The Rolling Stones are working on a new album "blues", with new songs and classic versions, which could be published before the end of the year, as confirmed in an interview on BBC 6 Music. "Right now we are in the studio editing new material," Richards said, while bassist and guitarist Ronnie Wood added that the band recently recorded "eleven songs in two days." "It was a surprise to us. We did not mean to do that. I would like to touch them here right now, I am delighted (with songs)," Wood said.
The leader of the band, Mick Jagger, meanwhile reported that the four musicians came together "before Christmas" for a study session and "probably" will do so again in the near future. "It's sounding pretty good," the lead singer. The veteran British band released their last studio album in 2005, "A Bigger Bang" and included two previously unreleased tracks in 2012 on the compilation "Grrrr!".

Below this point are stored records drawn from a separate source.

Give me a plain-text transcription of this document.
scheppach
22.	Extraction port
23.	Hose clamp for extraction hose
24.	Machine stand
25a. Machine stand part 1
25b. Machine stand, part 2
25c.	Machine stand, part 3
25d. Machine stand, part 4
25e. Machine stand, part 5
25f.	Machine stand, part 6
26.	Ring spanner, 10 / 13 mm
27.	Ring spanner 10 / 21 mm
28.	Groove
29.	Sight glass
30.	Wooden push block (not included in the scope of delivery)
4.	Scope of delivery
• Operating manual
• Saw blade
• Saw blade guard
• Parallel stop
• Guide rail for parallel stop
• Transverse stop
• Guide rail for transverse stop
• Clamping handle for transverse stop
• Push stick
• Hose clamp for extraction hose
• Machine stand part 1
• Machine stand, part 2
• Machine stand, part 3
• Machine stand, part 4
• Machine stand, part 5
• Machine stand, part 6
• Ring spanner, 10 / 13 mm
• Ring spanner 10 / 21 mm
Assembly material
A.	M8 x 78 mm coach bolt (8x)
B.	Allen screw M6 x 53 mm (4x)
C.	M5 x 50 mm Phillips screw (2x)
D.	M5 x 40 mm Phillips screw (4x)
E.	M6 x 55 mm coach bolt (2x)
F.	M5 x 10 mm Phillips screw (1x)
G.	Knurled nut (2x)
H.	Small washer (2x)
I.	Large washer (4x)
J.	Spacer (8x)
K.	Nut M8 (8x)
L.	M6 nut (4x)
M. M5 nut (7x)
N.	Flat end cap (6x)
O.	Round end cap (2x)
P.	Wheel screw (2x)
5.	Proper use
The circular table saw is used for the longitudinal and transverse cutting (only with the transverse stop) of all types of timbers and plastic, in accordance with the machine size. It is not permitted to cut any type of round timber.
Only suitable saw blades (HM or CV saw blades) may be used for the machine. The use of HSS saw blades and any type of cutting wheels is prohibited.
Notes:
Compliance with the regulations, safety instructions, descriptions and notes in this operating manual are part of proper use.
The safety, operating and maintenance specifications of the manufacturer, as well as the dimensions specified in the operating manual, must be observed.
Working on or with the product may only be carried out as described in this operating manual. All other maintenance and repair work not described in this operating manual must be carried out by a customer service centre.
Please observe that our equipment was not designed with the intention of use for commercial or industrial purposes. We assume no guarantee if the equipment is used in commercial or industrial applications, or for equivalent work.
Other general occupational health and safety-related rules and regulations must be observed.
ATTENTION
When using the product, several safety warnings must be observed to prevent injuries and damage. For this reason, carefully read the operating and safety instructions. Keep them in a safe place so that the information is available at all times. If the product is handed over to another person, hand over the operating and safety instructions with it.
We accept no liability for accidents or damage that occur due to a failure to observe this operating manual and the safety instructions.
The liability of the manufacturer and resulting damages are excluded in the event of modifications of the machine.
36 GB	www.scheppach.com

The new group sessions in the study include new material and versions of classic themes of "blues", including songs by Little Walter and Howlin 'Wolf. "The sound is so true that scares," Wood, who said that the band did not even have to rehearse before recording said. "It just elegíamos a song that was fine with harmonica Mick (Jagger) or a 'riff' guitar and worked quite well," he said. The four components of the Rolling Stones in London yesterday inaugurated the exhibition "Exhibitionism", which reviews the group more than half a century of history through more than five hundred objects.